We now perform ablation studies in the few-shot setting to evaluate the effectiveness of the proposed component in MetaEvent. In particular, we remove the proposed attentive trigger features (i.e., trigger), trigger-aware soft verbalizer (i.e., verbalizer) and outer-loop optimization (i.e., meta learner) in sequence to observe the performance changes on FewEvent. The results are reported in Table 3. For all components, we observe performance drops when removed from MetaEvent. In the $5$-shot setting, F1 score reduces by $1.6\%$ and $12.9\%$ respetively when removing the attentive trigger features and trigger-aware soft verbalizer. The results suggest that proposed components are effective for improving few-shot event detection.

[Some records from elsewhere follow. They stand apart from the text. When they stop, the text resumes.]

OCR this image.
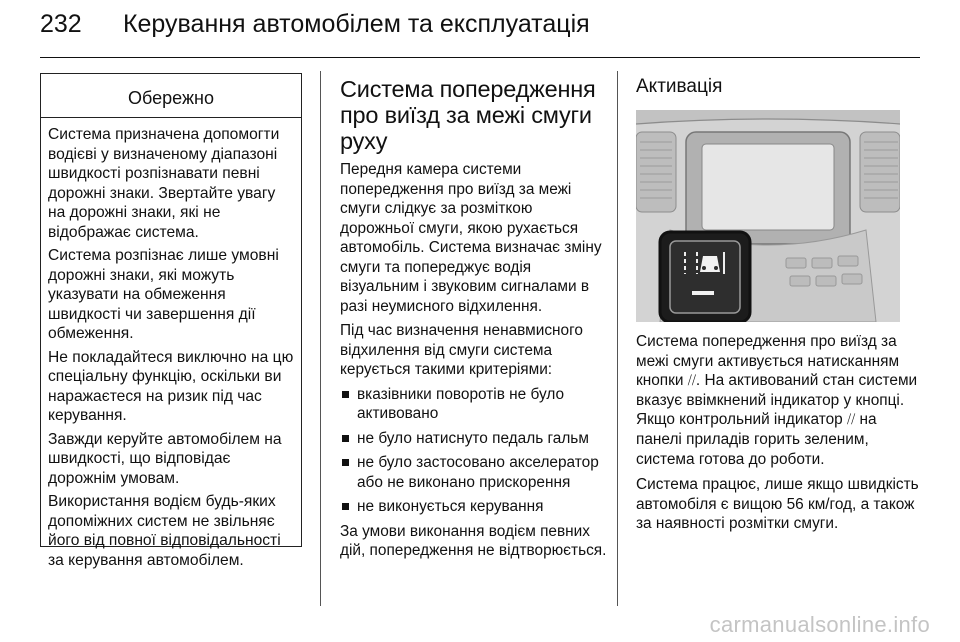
232 Керування автомобілем та експлуатація
Обережно

Система призначена допомогти водієві у визначеному діапазоні швидкості розпізнавати певні дорожні знаки. Звертайте увагу на дорожні знаки, які не відображає система.

Система розпізнає лише умовні дорожні знаки, які можуть указувати на обмеження швидкості чи завершення дії обмеження.

Не покладайтеся виключно на цю спеціальну функцію, оскільки ви наражаєтеся на ризик під час керування.

Завжди керуйте автомобілем на швидкості, що відповідає дорожнім умовам.

Використання водієм будь-яких допоміжних систем не звільняє його від повної відповідальності за керування автомобілем.

Система попередження про виїзд за межі смуги руху

Передня камера системи попередження про виїзд за межі смуги слідкує за розміткою дорожньої смуги, якою рухається автомобіль. Система визначає зміну смуги та попереджує водія візуальним і звуковим сигналами в разі неумисного відхилення.

Під час визначення ненавмисного відхилення від смуги система керується такими критеріями:

вказівники поворотів не було активовано
не було натиснуто педаль гальм
не було застосовано акселератор або не виконано прискорення
не виконується керування

За умови виконання водієм певних дій, попередження не відтворюється.

Активація

Система попередження про виїзд за межі смуги активується натисканням кнопки ⧸⧸. На активований стан системи вказує ввімкнений індикатор у кнопці. Якщо контрольний індикатор ⧸⧸ на панелі приладів горить зеленим, система готова до роботи.

Система працює, лише якщо швидкість автомобіля є вищою 56 км/год, а також за наявності розмітки смуги.

carmanualsonline.info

Finally, we study the influence of prompt designs and report the results on FewEvent in Table 4. In particular, we select from prompt A: ‘A <mask> event’, B: ‘This text describes a <mask> event’, C: ‘This topic is about <mask>’ and D: ‘[Event: <mask>]’. From the results we observe: for $5$-shot event detection, prompt A and B perform the best while prompt B and D achieves better performance with $0.9644$ and $0.9592$ F1 in $10$-shot setting. On average, prompt B outperforms all other prompt designs in the F1 metric, indicating that well-designed instructions may slightly improve few-shot event detection results.